Charleroi

Le Règlement Général sur la Protection des Données (RGPB, ou GDPR en anglais) entre en vigueur ce vendredi.  


Comme beaucoup d’entreprises et de services publics, la Ville de Charleroi n’est pas tout-à-fait prête. "Certes, les concernés, c’est-à-dire tous ceux qui sont amenés, sur Internet, à traiter des données personnelles, ont eu plus de deux ans pour se mettre en conformité avec le RGPD" , nous expliquait Nathalie Ragheno, premier conseiller juridique à la Fédération des entreprises de Belgique dans la DH de ce jeudi. "A l’heure où je vous parle, un nombre considérable d'entreprises ont toujours du mal à définir ce que le RGPD attend d’elles…"

Et en effet, la réglementation change énormément de choses pour tous ceux qui traitent des données de citoyens européens, que ce soient les villes et communes, des entreprises et même des indépendants ou PME. Sans entrer dans les détails, il s'agit d'unifier la législation sur la protection des données sur toute l'Europe, pour s'assurer que les gens aient bien donné leur accord que leurs données soient utilisées, dans quel cadre elles le seront, ... en plus d'inscrire légalement l'obligation pour les entreprises de signaler d'éventuelles "fuites d'information" suite à une erreur ou une attaque informatique malveillante.

La Ville de Charleroi n’est pas prête... mais elle n’a pas chômé pour autant. “Charleroi, c’est un mammouth qu’il faut faire bouger. On n’est pas 100% prêts pour chaque ligne de ce nouveau texte européen, mais on a bien commencé depuis plusieurs mois” , nous répond-on à la Ville. “Mardi, sera désigné un délégué pour la protection des données, qui sera désormais à temps plein à la Ville. Ca va ensuite se faire au fur et à mesure, ça ne sera pas prêt dans les deux mois, par contre.” 

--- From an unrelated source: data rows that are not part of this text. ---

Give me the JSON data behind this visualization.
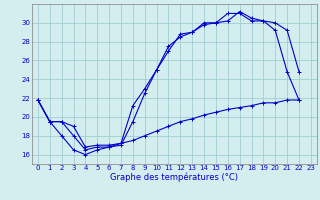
{
  "background_color": "#d4eef0",
  "grid_color": "#a0cdd0",
  "line_color": "#0000cc",
  "xlabel": "Graphe des températures (°C)",
  "xlim": [
    -0.5,
    23.5
  ],
  "ylim": [
    15.0,
    32.0
  ],
  "yticks": [
    16,
    18,
    20,
    22,
    24,
    26,
    28,
    30
  ],
  "xticks": [
    0,
    1,
    2,
    3,
    4,
    5,
    6,
    7,
    8,
    9,
    10,
    11,
    12,
    13,
    14,
    15,
    16,
    17,
    18,
    19,
    20,
    21,
    22,
    23
  ],
  "series1_y": [
    21.8,
    19.5,
    18.0,
    16.5,
    16.0,
    16.5,
    16.8,
    17.0,
    19.5,
    22.5,
    25.0,
    27.5,
    28.5,
    29.0,
    30.0,
    30.0,
    31.0,
    31.0,
    30.2,
    30.2,
    29.2,
    24.8,
    21.8,
    null
  ],
  "series2_y": [
    21.8,
    19.5,
    19.5,
    18.0,
    16.5,
    16.8,
    16.8,
    17.2,
    21.2,
    23.0,
    25.0,
    27.0,
    28.8,
    29.0,
    29.8,
    30.0,
    30.2,
    31.2,
    30.5,
    30.2,
    30.0,
    29.2,
    24.8,
    null
  ],
  "series3_y": [
    21.8,
    19.5,
    19.5,
    19.0,
    16.8,
    17.0,
    17.0,
    17.2,
    17.5,
    18.0,
    18.5,
    19.0,
    19.5,
    19.8,
    20.2,
    20.5,
    20.8,
    21.0,
    21.2,
    21.5,
    21.5,
    21.8,
    21.8,
    null
  ]
}
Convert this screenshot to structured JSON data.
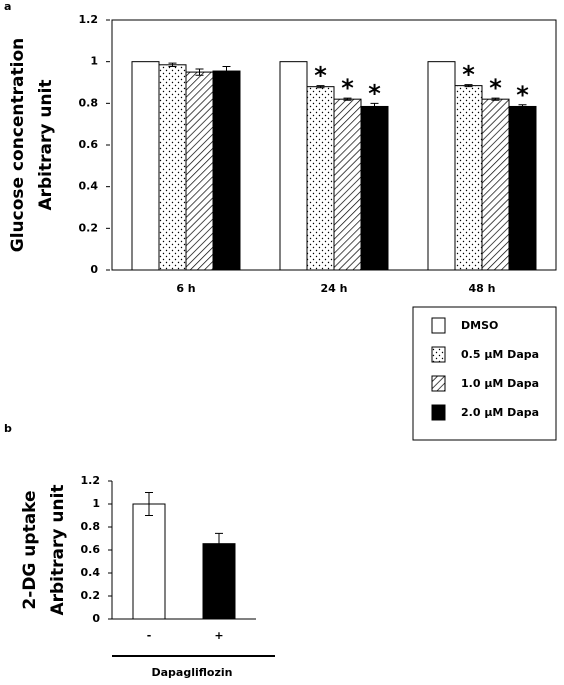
{
  "chart_data": [
    {
      "type": "grouped-bar",
      "panel": "a",
      "ylabel": [
        "Glucose concentration",
        "Arbitrary unit"
      ],
      "categories": [
        "6 h",
        "24 h",
        "48 h"
      ],
      "series": [
        {
          "name": "DMSO",
          "pattern": "solid",
          "color": "#ffffff",
          "values": [
            1,
            1,
            1
          ],
          "errors": [
            0,
            0,
            0
          ],
          "labels": [
            null,
            null,
            null
          ]
        },
        {
          "name": "0.5 μM Dapa",
          "pattern": "dots",
          "color": "#ffffff",
          "values": [
            0.985,
            0.88,
            0.885
          ],
          "errors": [
            0.008,
            0.005,
            0.005
          ],
          "labels": [
            null,
            "*",
            "*"
          ]
        },
        {
          "name": "1.0 μM Dapa",
          "pattern": "hatch",
          "color": "#ffffff",
          "values": [
            0.95,
            0.82,
            0.82
          ],
          "errors": [
            0.015,
            0.005,
            0.005
          ],
          "labels": [
            null,
            "*",
            "*"
          ]
        },
        {
          "name": "2.0 μM Dapa",
          "pattern": "solid",
          "color": "#000000",
          "values": [
            0.955,
            0.785,
            0.785
          ],
          "errors": [
            0.022,
            0.015,
            0.008
          ],
          "labels": [
            null,
            "*",
            "*"
          ]
        }
      ],
      "ylim": [
        0,
        1.2
      ],
      "yticks": [
        0,
        0.2,
        0.4,
        0.6,
        0.8,
        1,
        1.2
      ],
      "frame": true,
      "legend": "below-right"
    },
    {
      "type": "bar",
      "panel": "b",
      "ylabel": [
        "2-DG uptake",
        "Arbitrary unit"
      ],
      "xlabel": "Dapagliflozin",
      "categories": [
        "-",
        "+"
      ],
      "values": [
        1,
        0.655
      ],
      "errors": [
        0.1,
        0.09
      ],
      "colors": [
        "#ffffff",
        "#000000"
      ],
      "ylim": [
        0,
        1.2
      ],
      "yticks": [
        0,
        0.2,
        0.4,
        0.6,
        0.8,
        1,
        1.2
      ],
      "frame": false
    }
  ]
}
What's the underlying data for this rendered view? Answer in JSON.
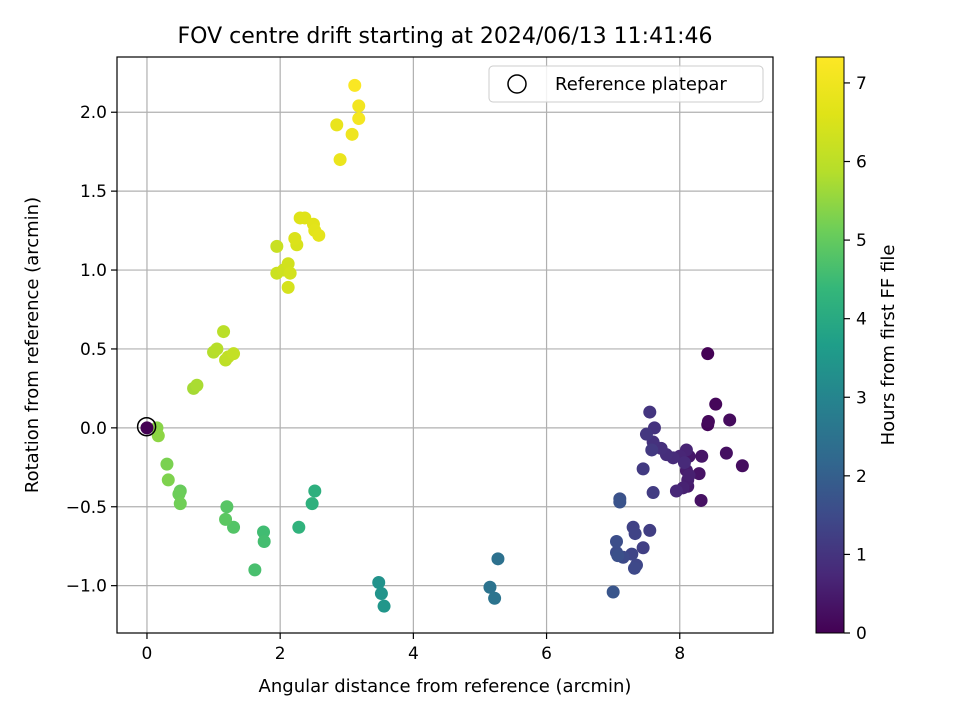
{
  "chart_data": {
    "type": "scatter",
    "title": "FOV centre drift starting at 2024/06/13 11:41:46",
    "xlabel": "Angular distance from reference (arcmin)",
    "ylabel": "Rotation from reference (arcmin)",
    "xlim": [
      -0.45,
      9.4
    ],
    "ylim": [
      -1.3,
      2.35
    ],
    "xticks": [
      0,
      2,
      4,
      6,
      8
    ],
    "yticks": [
      -1.0,
      -0.5,
      0.0,
      0.5,
      1.0,
      1.5,
      2.0
    ],
    "xtick_labels": [
      "0",
      "2",
      "4",
      "6",
      "8"
    ],
    "ytick_labels": [
      "−1.0",
      "−0.5",
      "0.0",
      "0.5",
      "1.0",
      "1.5",
      "2.0"
    ],
    "grid": true,
    "legend": {
      "position": "top-right",
      "label": "Reference platepar"
    },
    "reference_point": {
      "x": 0,
      "y": 0
    },
    "colorbar": {
      "label": "Hours from first FF file",
      "range": [
        0,
        7.33
      ],
      "ticks": [
        0,
        1,
        2,
        3,
        4,
        5,
        6,
        7
      ],
      "tick_labels": [
        "0",
        "1",
        "2",
        "3",
        "4",
        "5",
        "6",
        "7"
      ],
      "colormap": "viridis"
    },
    "points": [
      {
        "x": 8.42,
        "y": 0.47,
        "t": 0.02
      },
      {
        "x": 8.42,
        "y": 0.02,
        "t": 0.08
      },
      {
        "x": 8.54,
        "y": 0.15,
        "t": 0.12
      },
      {
        "x": 8.43,
        "y": 0.04,
        "t": 0.15
      },
      {
        "x": 8.75,
        "y": 0.05,
        "t": 0.18
      },
      {
        "x": 8.94,
        "y": -0.24,
        "t": 0.22
      },
      {
        "x": 8.7,
        "y": -0.16,
        "t": 0.26
      },
      {
        "x": 8.32,
        "y": -0.46,
        "t": 0.3
      },
      {
        "x": 8.29,
        "y": -0.29,
        "t": 0.34
      },
      {
        "x": 8.33,
        "y": -0.18,
        "t": 0.38
      },
      {
        "x": 8.14,
        "y": -0.18,
        "t": 0.42
      },
      {
        "x": 8.12,
        "y": -0.37,
        "t": 0.46
      },
      {
        "x": 8.1,
        "y": -0.27,
        "t": 0.5
      },
      {
        "x": 8.12,
        "y": -0.33,
        "t": 0.54
      },
      {
        "x": 8.14,
        "y": -0.3,
        "t": 0.58
      },
      {
        "x": 8.05,
        "y": -0.38,
        "t": 0.62
      },
      {
        "x": 8.1,
        "y": -0.14,
        "t": 0.66
      },
      {
        "x": 8.0,
        "y": -0.18,
        "t": 0.7
      },
      {
        "x": 7.95,
        "y": -0.4,
        "t": 0.74
      },
      {
        "x": 8.07,
        "y": -0.22,
        "t": 0.78
      },
      {
        "x": 7.9,
        "y": -0.19,
        "t": 0.82
      },
      {
        "x": 7.8,
        "y": -0.17,
        "t": 0.86
      },
      {
        "x": 7.72,
        "y": -0.13,
        "t": 0.9
      },
      {
        "x": 7.6,
        "y": -0.09,
        "t": 0.94
      },
      {
        "x": 7.62,
        "y": 0.0,
        "t": 0.98
      },
      {
        "x": 7.55,
        "y": 0.1,
        "t": 1.02
      },
      {
        "x": 7.5,
        "y": -0.04,
        "t": 1.06
      },
      {
        "x": 7.58,
        "y": -0.14,
        "t": 1.1
      },
      {
        "x": 7.45,
        "y": -0.26,
        "t": 1.14
      },
      {
        "x": 7.6,
        "y": -0.41,
        "t": 1.18
      },
      {
        "x": 7.55,
        "y": -0.65,
        "t": 1.22
      },
      {
        "x": 7.45,
        "y": -0.76,
        "t": 1.26
      },
      {
        "x": 7.3,
        "y": -0.63,
        "t": 1.3
      },
      {
        "x": 7.33,
        "y": -0.67,
        "t": 1.34
      },
      {
        "x": 7.28,
        "y": -0.8,
        "t": 1.38
      },
      {
        "x": 7.35,
        "y": -0.87,
        "t": 1.42
      },
      {
        "x": 7.32,
        "y": -0.89,
        "t": 1.46
      },
      {
        "x": 7.15,
        "y": -0.82,
        "t": 1.5
      },
      {
        "x": 7.05,
        "y": -0.79,
        "t": 1.54
      },
      {
        "x": 7.05,
        "y": -0.72,
        "t": 1.58
      },
      {
        "x": 7.07,
        "y": -0.81,
        "t": 1.62
      },
      {
        "x": 7.1,
        "y": -0.45,
        "t": 1.66
      },
      {
        "x": 7.1,
        "y": -0.47,
        "t": 1.7
      },
      {
        "x": 7.0,
        "y": -1.04,
        "t": 1.74
      },
      {
        "x": 5.27,
        "y": -0.83,
        "t": 2.45
      },
      {
        "x": 5.15,
        "y": -1.01,
        "t": 2.5
      },
      {
        "x": 5.22,
        "y": -1.08,
        "t": 2.55
      },
      {
        "x": 3.48,
        "y": -0.98,
        "t": 3.35
      },
      {
        "x": 3.52,
        "y": -1.05,
        "t": 3.4
      },
      {
        "x": 3.56,
        "y": -1.13,
        "t": 3.45
      },
      {
        "x": 2.52,
        "y": -0.4,
        "t": 4.15
      },
      {
        "x": 2.48,
        "y": -0.48,
        "t": 4.2
      },
      {
        "x": 2.28,
        "y": -0.63,
        "t": 4.25
      },
      {
        "x": 1.75,
        "y": -0.66,
        "t": 4.55
      },
      {
        "x": 1.76,
        "y": -0.72,
        "t": 4.6
      },
      {
        "x": 1.62,
        "y": -0.9,
        "t": 4.65
      },
      {
        "x": 1.3,
        "y": -0.63,
        "t": 4.8
      },
      {
        "x": 1.2,
        "y": -0.5,
        "t": 4.85
      },
      {
        "x": 1.18,
        "y": -0.58,
        "t": 4.9
      },
      {
        "x": 0.5,
        "y": -0.4,
        "t": 5.05
      },
      {
        "x": 0.48,
        "y": -0.42,
        "t": 5.1
      },
      {
        "x": 0.5,
        "y": -0.48,
        "t": 5.15
      },
      {
        "x": 0.3,
        "y": -0.23,
        "t": 5.25
      },
      {
        "x": 0.32,
        "y": -0.33,
        "t": 5.3
      },
      {
        "x": 0.15,
        "y": 0.0,
        "t": 5.4
      },
      {
        "x": 0.17,
        "y": -0.05,
        "t": 5.45
      },
      {
        "x": 0.7,
        "y": 0.25,
        "t": 5.7
      },
      {
        "x": 0.75,
        "y": 0.27,
        "t": 5.75
      },
      {
        "x": 1.0,
        "y": 0.48,
        "t": 5.85
      },
      {
        "x": 1.05,
        "y": 0.5,
        "t": 5.9
      },
      {
        "x": 1.15,
        "y": 0.61,
        "t": 5.95
      },
      {
        "x": 1.18,
        "y": 0.43,
        "t": 6.0
      },
      {
        "x": 1.22,
        "y": 0.45,
        "t": 6.05
      },
      {
        "x": 1.3,
        "y": 0.47,
        "t": 6.1
      },
      {
        "x": 1.95,
        "y": 1.15,
        "t": 6.2
      },
      {
        "x": 1.95,
        "y": 0.98,
        "t": 6.25
      },
      {
        "x": 2.05,
        "y": 1.0,
        "t": 6.3
      },
      {
        "x": 2.12,
        "y": 1.04,
        "t": 6.35
      },
      {
        "x": 2.15,
        "y": 0.98,
        "t": 6.38
      },
      {
        "x": 2.12,
        "y": 0.89,
        "t": 6.42
      },
      {
        "x": 2.25,
        "y": 1.16,
        "t": 6.48
      },
      {
        "x": 2.22,
        "y": 1.2,
        "t": 6.52
      },
      {
        "x": 2.3,
        "y": 1.33,
        "t": 6.58
      },
      {
        "x": 2.37,
        "y": 1.33,
        "t": 6.62
      },
      {
        "x": 2.5,
        "y": 1.29,
        "t": 6.66
      },
      {
        "x": 2.52,
        "y": 1.25,
        "t": 6.7
      },
      {
        "x": 2.58,
        "y": 1.22,
        "t": 6.74
      },
      {
        "x": 2.85,
        "y": 1.92,
        "t": 6.85
      },
      {
        "x": 2.9,
        "y": 1.7,
        "t": 6.9
      },
      {
        "x": 3.08,
        "y": 1.86,
        "t": 6.98
      },
      {
        "x": 3.18,
        "y": 2.04,
        "t": 7.05
      },
      {
        "x": 3.18,
        "y": 1.96,
        "t": 7.12
      },
      {
        "x": 3.12,
        "y": 2.17,
        "t": 7.25
      }
    ]
  }
}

Avec 4.000 agents et des données de plus de 200.000 citoyens,Charleroi employait déjà depuis des années un délégué à la sécurité des informations pour le service citoyenneté. Il faudra élargir pour rentrer dans les clous du RGPD. “C’est un processus très lourd : par exemple, à chaque fois que quelqu’un viendra faire son permis de conduire, il faudra signer son accord, ou pas, pour que les données puissent être utilisées par d’autres services de la Ville.” 

Ailleurs sur le territoire, les grandes communes sont un peu plus à jour. A Châtelet, on nous assure que "tout est prêt, c'était anticipé depuis plusieurs mois. La majorité de nos documents incluaient déjà un accord écrit ou signé." A Courcelles, nous n'avons pas reçu à cette heure la confirmation officielle, mais il semblerait que l'administration soit prête des premiers retours qui nous ont été faits.